UA professor Sam Watson set his comedic "Hi-Jinx" on the student dancers for the first time; originally created for Gus Giordano Jazz Dance Chicago, his jazzy dance has been seen both in the United States and abroad. Nina Janik, another professor, presents a contemporary ballet, "Emerald Emergence," which helped win her choreography grants from both the Tucson Pima Arts Council and the Arizona Commission on the Arts. Artist-in-residence César Rubio, who also dances with Ballet Tucson, choreographed "Color Melancholia," a tango-tinged trio, danced to Yo-Yo Ma's rendition of an Astor Piazzolla tango piece.

Cohen, who's been living in Phoenix since the mid-'80s, came to Tucson with her family as a little girl in 1936. She studied dance here as a child, with a Miss Cusick and a Miss Gertrude Mary Schwab, and in summer programs in Los Angeles, working with Madame Njinska, sister of the famed dancer. When she arrived at the UA, dance classes were still under the auspices of the PE program. She dove right in, but when a choreographer from Bennington College, then a hotbed of modern dance, came in to stage an outdoor extravaganza, she was furious that the local dancers were to be excluded from starring roles.

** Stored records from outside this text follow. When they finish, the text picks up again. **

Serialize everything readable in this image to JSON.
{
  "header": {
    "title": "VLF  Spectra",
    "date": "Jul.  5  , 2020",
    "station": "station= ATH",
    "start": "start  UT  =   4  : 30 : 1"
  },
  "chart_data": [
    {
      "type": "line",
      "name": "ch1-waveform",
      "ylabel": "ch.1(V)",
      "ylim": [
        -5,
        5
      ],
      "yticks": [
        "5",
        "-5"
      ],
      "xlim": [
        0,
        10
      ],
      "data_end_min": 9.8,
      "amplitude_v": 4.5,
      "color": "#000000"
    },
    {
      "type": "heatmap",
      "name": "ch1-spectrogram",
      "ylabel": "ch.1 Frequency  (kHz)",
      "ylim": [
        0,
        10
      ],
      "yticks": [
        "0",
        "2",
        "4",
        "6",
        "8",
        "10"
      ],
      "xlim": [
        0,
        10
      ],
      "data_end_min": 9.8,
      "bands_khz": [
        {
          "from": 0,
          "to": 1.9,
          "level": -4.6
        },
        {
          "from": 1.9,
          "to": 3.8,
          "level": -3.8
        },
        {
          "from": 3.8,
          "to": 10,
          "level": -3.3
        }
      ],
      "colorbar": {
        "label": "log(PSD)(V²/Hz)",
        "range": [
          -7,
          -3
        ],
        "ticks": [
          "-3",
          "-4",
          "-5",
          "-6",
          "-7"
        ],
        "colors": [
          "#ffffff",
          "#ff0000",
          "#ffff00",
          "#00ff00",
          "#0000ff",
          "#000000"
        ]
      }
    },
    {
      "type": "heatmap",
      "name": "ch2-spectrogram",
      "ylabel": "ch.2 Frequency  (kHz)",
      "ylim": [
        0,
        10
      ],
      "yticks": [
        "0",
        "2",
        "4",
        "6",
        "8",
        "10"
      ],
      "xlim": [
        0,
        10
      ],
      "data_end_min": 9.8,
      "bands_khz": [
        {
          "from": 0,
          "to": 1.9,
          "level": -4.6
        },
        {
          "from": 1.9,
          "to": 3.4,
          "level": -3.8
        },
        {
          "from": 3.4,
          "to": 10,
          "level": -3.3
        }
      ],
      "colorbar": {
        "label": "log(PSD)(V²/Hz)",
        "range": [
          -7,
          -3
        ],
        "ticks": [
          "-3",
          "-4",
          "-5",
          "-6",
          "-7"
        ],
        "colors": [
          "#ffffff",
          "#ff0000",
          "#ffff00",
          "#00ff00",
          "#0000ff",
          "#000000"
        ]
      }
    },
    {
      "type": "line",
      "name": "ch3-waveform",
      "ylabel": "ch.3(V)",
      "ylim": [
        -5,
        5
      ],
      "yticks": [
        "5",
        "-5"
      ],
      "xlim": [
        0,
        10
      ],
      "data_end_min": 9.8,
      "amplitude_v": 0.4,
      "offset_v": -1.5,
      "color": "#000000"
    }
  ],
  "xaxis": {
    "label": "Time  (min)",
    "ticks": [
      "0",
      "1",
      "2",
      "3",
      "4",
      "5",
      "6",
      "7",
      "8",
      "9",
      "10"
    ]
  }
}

"I went to Peter Marroney, the director, and complained. I told him, 'It's not fair that we can't audition for the lead,'" she said.

She got the rules changed, got the lead--and won a full dance scholarship to Bennington. Her departure for Vermont was just the beginning of a long career planting dance wherever she went. After she married Tucsonan Marvin Cohen, the two lived for a time in Germany, where she started a dance school. Back in Tucson, Cohen began her years of work at the JCC and then at the UA. They left town only when Marvin, a lawyer, was tapped for a position in the Carter Administration.

In Washington, "I started a new company; I worked at Wolf Trap; I taught at the University of Maryland; I became head of the opera department at GW (George Washington University)." But when the couple tired of Washington, and longed for home, the Tucson dance scene was thriving on its own.

"Everybody had taken my place in Tucson," she said cheerfully. "We decided Phoenix needed us."

She considered retiring, for "about two minutes," then leapt at an offer to form a resident company at the Herberger. For years, she said, she did it all herself, fund raising, writing grants, teaching and choreographing. Nowadays, with a managing director ("She wrapped a spider web around me," director Gary Bacal said), she can concentrate on her art.

"I'm freed up now!" she declared. "My work has gotten so much better." And inspirations, like the loud New York bar, just keeping rolling in. "It happens all the time. I have to be open all the time. I've never stopped a dance once it's announced itself. You have to get through the bad ones to get to the good ones.

"At this age, I just get good ones. But I'm waiting for the great one."